After our impromptu picnic we walked down to the pond and back up to the swings.  “Who’s that?” I asked Jonah, pointing to my dad.

“Pa,” he said in his small, sweet voice, smiling.  He was good, little Boo, if a little hesitant.  We brought him back to the visitor’s center where he used the potty like a pro, and back again to his beloved friend, Swing.  But eventually it was time to go.  I prayed he’d let us go without a care, which I knew was a longshot at best.  Of course Jonah panicked.  Home? he cried.  Home?

I told him daddy was coming later (he was, thank God) and both my dad and I kissed him goodbye,  but when a care worker started to guide him toward the house, he bolted after me and clung to my side, wailing.  Twice more we got him back to his house and twice more he squirmed away, running fast after us, now openly crying.  Oh, sweetheart, I told him.  It’s okay.  Snack is soon, and daddy’s coming.

Finally he was inside his house, and my father and I walked away faster, not looking back.  Faster.

I’m grateful my dad let me weep and feel sorry for myself for as long as I needed.  He took a slower route home – hurting more than I know he let on.

I spent the rest of the night unpacking and putting clothes away in a sad daze, and when I fell asleep I had foggy, uncomfortable dreams.

This morning I wanted to turn over and go back to sleep, but I knew I couldn’t.  If you lose a Monday in my job, it makes Tuesday ridiculously hard. 

Mid-morning my cell phone rang; it was the nurse at Jonah’s school.  She told me Jonah was okay, but he was taken by ambulance to the hospital because he had a bump on his head and then he threw up, and they wanted to make sure he didn’t have a head injury.  Then, not 15 minutes later, she calls again to tell me he’s being transferred to a larger hospital in Poughkeepsie.  At this point I really started to worry.  I’m glad they were over-cautious but the two-hospital gig was unnerving.

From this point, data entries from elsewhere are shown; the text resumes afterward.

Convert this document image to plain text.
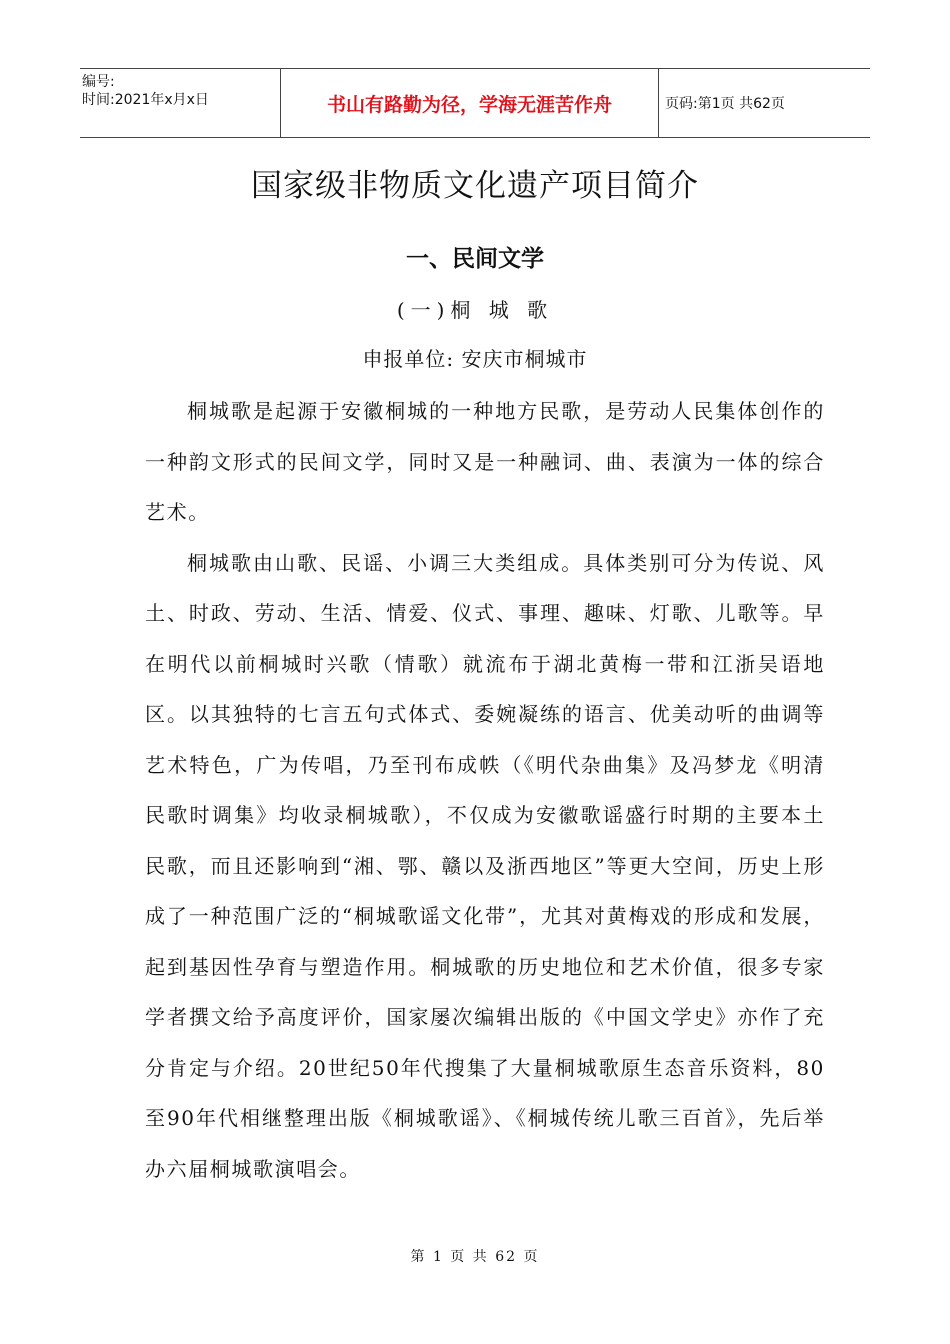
编号:
时间:2021年x月x日	书山有路勤为径，学海无涯苦作舟	页码:第1页 共62页
国家级非物质文化遗产项目简介
一、民间文学
(一)桐 城 歌
申报单位: 安庆市桐城市

桐城歌是起源于安徽桐城的一种地方民歌，是劳动人民集体创作的一种韵文形式的民间文学，同时又是一种融词、曲、表演为一体的综合艺术。

桐城歌由山歌、民谣、小调三大类组成。具体类别可分为传说、风土、时政、劳动、生活、情爱、仪式、事理、趣味、灯歌、儿歌等。早在明代以前桐城时兴歌（情歌）就流布于湖北黄梅一带和江浙吴语地区。以其独特的七言五句式体式、委婉凝练的语言、优美动听的曲调等艺术特色，广为传唱，乃至刊布成帙（《明代杂曲集》及冯梦龙《明清民歌时调集》均收录桐城歌），不仅成为安徽歌谣盛行时期的主要本土民歌，而且还影响到“湘、鄂、赣以及浙西地区”等更大空间，历史上形成了一种范围广泛的“桐城歌谣文化带”，尤其对黄梅戏的形成和发展，起到基因性孕育与塑造作用。桐城歌的历史地位和艺术价值，很多专家学者撰文给予高度评价，国家屡次编辑出版的《中国文学史》亦作了充分肯定与介绍。20世纪50年代搜集了大量桐城歌原生态音乐资料，80至90年代相继整理出版《桐城歌谣》、《桐城传统儿歌三百首》，先后举办六届桐城歌演唱会。

第 1 页 共 62 页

Andy went to see him and turns out he was okay – they think he maybe had an allergic reaction to mosquito bites.  (He did have 4 or 5 bites on his forehead when I visited him with my dad).  They brought him back to his house and he rested for a while.

So for a few hours today I was trying not to panic, but inside I was terrified.  Heart through the wringer, two days in a row.

When I called his house around 8pm to see how the rest of his day was, they assured me he was fine.  He played on his scooter, ate well, and went to bed just a little early.  I called Andy and my mom to relay this latest news.

Now I’m sitting in a rocking chair and half-watching All in the Family as I type.  I’m breathing deep, in and out, smiling over at cat Almanzo on his scratching-post perch:

His paws make a heart when he puts them together, sweet thing…

…and dog Jack is hanging out looking cute:

M and I are both typing.  I’m thinking of Boo, grateful he is okay.

There are boxes and bags everywhere, but we’re ignoring that because we feel like it.  I’m exhausted and I’m writing like it.  I’d like a day where not much of anything happens.